An estimated 50 million lives were lost, and untold treasure was expended during the war. Although the Japanese Army had been fighting in China since 1931, the beginning of World War II is generally accepted as September 1, 1939, the date that the German Army invaded Poland. The Nazi juggernaut was initially successful both against the Poles and the Western Allies, and France and the Low Countries fell in the spring of 1940.

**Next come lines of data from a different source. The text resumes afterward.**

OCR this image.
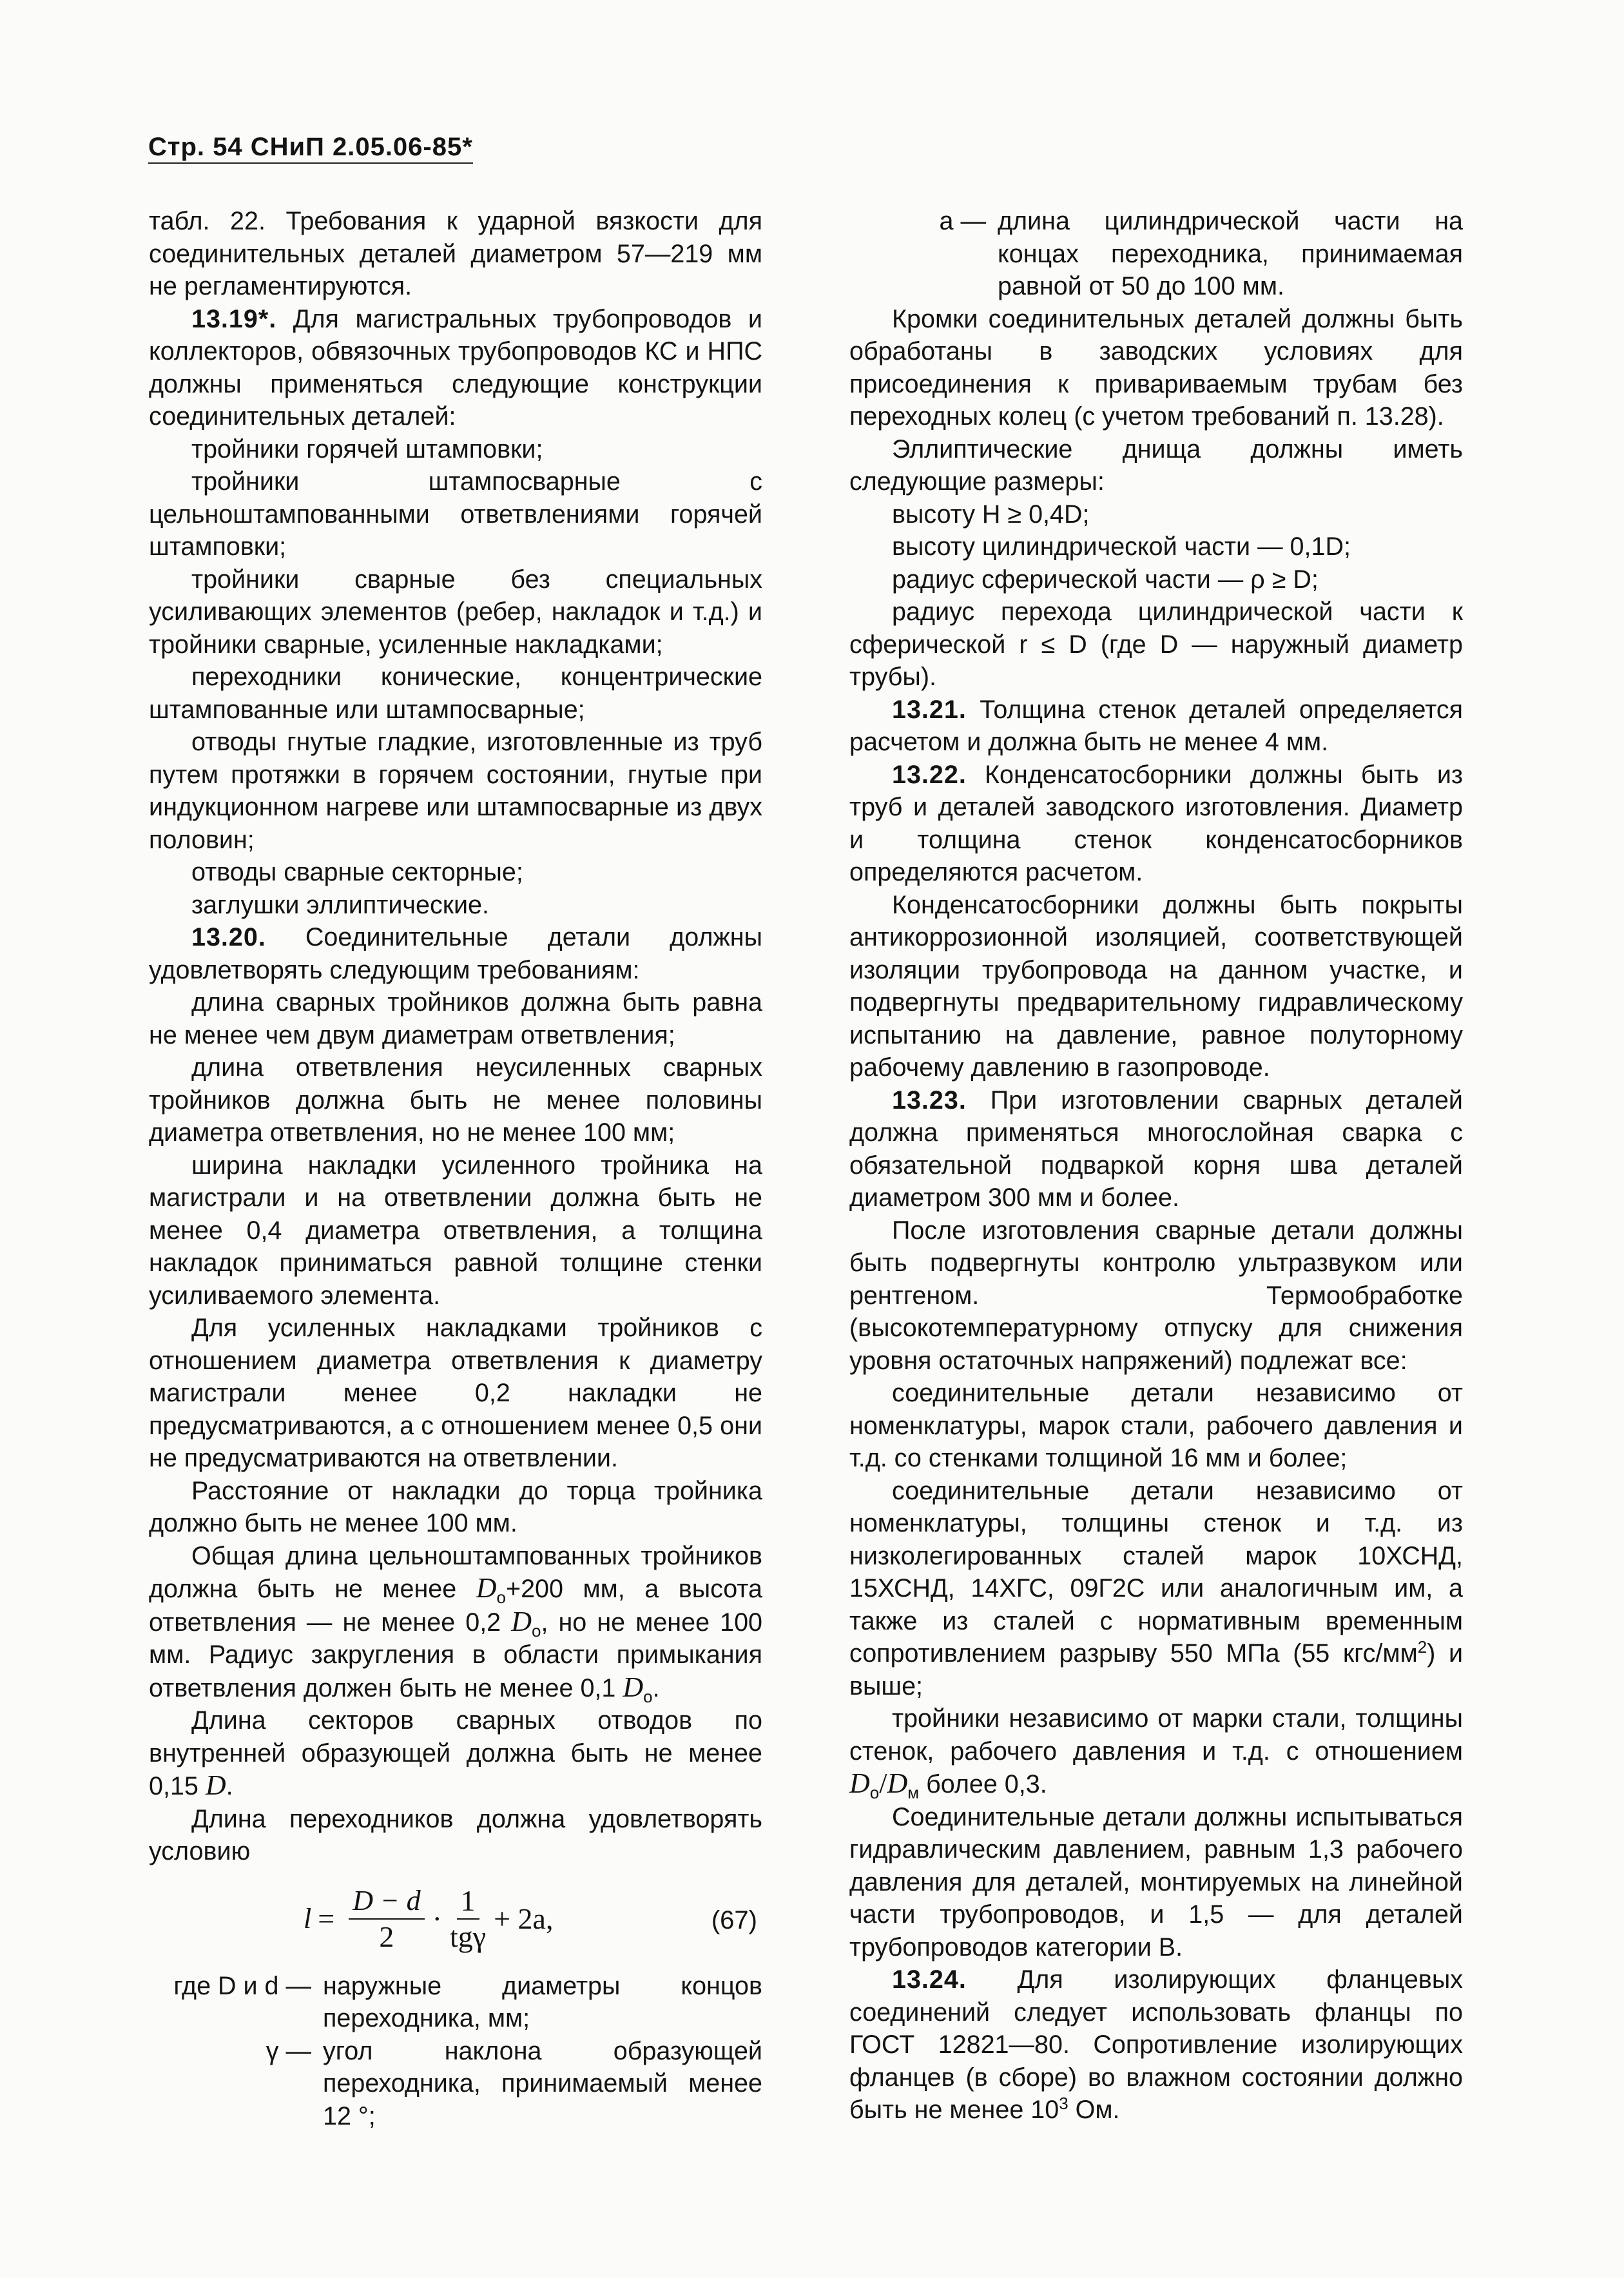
Стр. 54 СНиП 2.05.06-85*

табл. 22. Требования к ударной вязкости для соединительных деталей диаметром 57—219 мм не регламентируются.

13.19*. Для магистральных трубопроводов и коллекторов, обвязочных трубопроводов КС и НПС должны применяться следующие конструкции соединительных деталей:

тройники горячей штамповки;

тройники штампосварные с цельноштампованными ответвлениями горячей штамповки;

тройники сварные без специальных усиливающих элементов (ребер, накладок и т.д.) и тройники сварные, усиленные накладками;

переходники конические, концентрические штампованные или штампосварные;

отводы гнутые гладкие, изготовленные из труб путем протяжки в горячем состоянии, гнутые при индукционном нагреве или штампосварные из двух половин;

отводы сварные секторные;

заглушки эллиптические.

13.20. Соединительные детали должны удовлетворять следующим требованиям:

длина сварных тройников должна быть равна не менее чем двум диаметрам ответвления;

длина ответвления неусиленных сварных тройников должна быть не менее половины диаметра ответвления, но не менее 100 мм;

ширина накладки усиленного тройника на магистрали и на ответвлении должна быть не менее 0,4 диаметра ответвления, а толщина накладок приниматься равной толщине стенки усиливаемого элемента.

Для усиленных накладками тройников с отношением диаметра ответвления к диаметру магистрали менее 0,2 накладки не предусматриваются, а с отношением менее 0,5 они не предусматриваются на ответвлении.

Расстояние от накладки до торца тройника должно быть не менее 100 мм.

Общая длина цельноштампованных тройников должна быть не менее $D_о+200$ мм, а высота ответвления — не менее 0,2 $D_о$, но не менее 100 мм. Радиус закругления в области примыкания ответвления должен быть не менее 0,1 $D_о$.

Длина секторов сварных отводов по внутренней образующей должна быть не менее 0,15 D.

Длина переходников должна удовлетворять условию

$l = \frac{D - d}{2} \cdot \frac{1}{\text{tgγ}} + 2a$,	(67)
где D и d — наружные диаметры концов переходника, мм;
γ — угол наклона образующей переходника, принимаемый менее 12 °;
a — длина цилиндрической части на концах переходника, принимаемая равной от 50 до 100 мм.

Кромки соединительных деталей должны быть обработаны в заводских условиях для присоединения к привариваемым трубам без переходных колец (с учетом требований п. 13.28).

Эллиптические днища должны иметь следующие размеры:

высоту H ≥ 0,4D;

высоту цилиндрической части — 0,1D;

радиус сферической части — ρ ≥ D;

радиус перехода цилиндрической части к сферической r ≤ D (где D — наружный диаметр трубы).

13.21. Толщина стенок деталей определяется расчетом и должна быть не менее 4 мм.

13.22. Конденсатосборники должны быть из труб и деталей заводского изготовления. Диаметр и толщина стенок конденсатосборников определяются расчетом.

Конденсатосборники должны быть покрыты антикоррозионной изоляцией, соответствующей изоляции трубопровода на данном участке, и подвергнуты предварительному гидравлическому испытанию на давление, равное полуторному рабочему давлению в газопроводе.

13.23. При изготовлении сварных деталей должна применяться многослойная сварка с обязательной подваркой корня шва деталей диаметром 300 мм и более.

После изготовления сварные детали должны быть подвергнуты контролю ультразвуком или рентгеном. Термообработке (высокотемпературному отпуску для снижения уровня остаточных напряжений) подлежат все:

соединительные детали независимо от номенклатуры, марок стали, рабочего давления и т.д. со стенками толщиной 16 мм и более;

соединительные детали независимо от номенклатуры, толщины стенок и т.д. из низколегированных сталей марок 10ХСНД, 15ХСНД, 14ХГС, 09Г2С или аналогичным им, а также из сталей с нормативным временным сопротивлением разрыву 550 МПа (55 кгс/$мм^2$) и выше;

тройники независимо от марки стали, толщины стенок, рабочего давления и т.д. с отношением $D_о/D_м$ более 0,3.

Соединительные детали должны испытываться гидравлическим давлением, равным 1,3 рабочего давления для деталей, монтируемых на линейной части трубопроводов, и 1,5 — для деталей трубопроводов категории В.

13.24. Для изолирующих фланцевых соединений следует использовать фланцы по ГОСТ 12821—80. Сопротивление изолирующих фланцев (в сборе) во влажном состоянии должно быть не менее $10^3$ Ом.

On June 22, 1941, Adolf Hitler turned on Joseph Stalin and his Soviet partners and invaded Russia along a 1,000-mile front. Although huge gains were made in the beginning, the war on the Eastern Front turned with the annihilation of the German Sixth Army at Stalingrad, and the Soviet Red Army eventually conquered Berlin, the German capital city. Elsewhere, the Germans were defeated at El Alamein in North Africa in 1942 and subsequently ejected from the African continent with tremendous losses. D-Day, the Allied invasion of Northwest France took place on June 6, 1944, and Germany surrendered on May 7, 1945. The Fascist government was deposed in Italy in 1943, and the country changed to the Allied side for the remainder of the war.

Pearl Harbor: The U.S. Enters the War

The United States entered World War II following the Japanese attack on Pearl Harbor on December 7, 1941. Early in the war, Japanese forces were victorious from the central Pacific to the frontier of India. However, following the great U.S. naval triumph at the Battle of Midway, American forces in ever growing numbers mounted an offensive strategy called “island hopping” across the Pacific, and Commonwealth and U.S. forces seized the initiative on the Asian continent.

On August 6, 1945, a single American plane dropped an atomic bomb on the Japanese city of Hiroshima. A second atomic bomb was dropped on Nagasaki three days later, and the Japanese formally surrendered aboard the battleship USS Missouri in Tokyo Bay on September 2, 1945.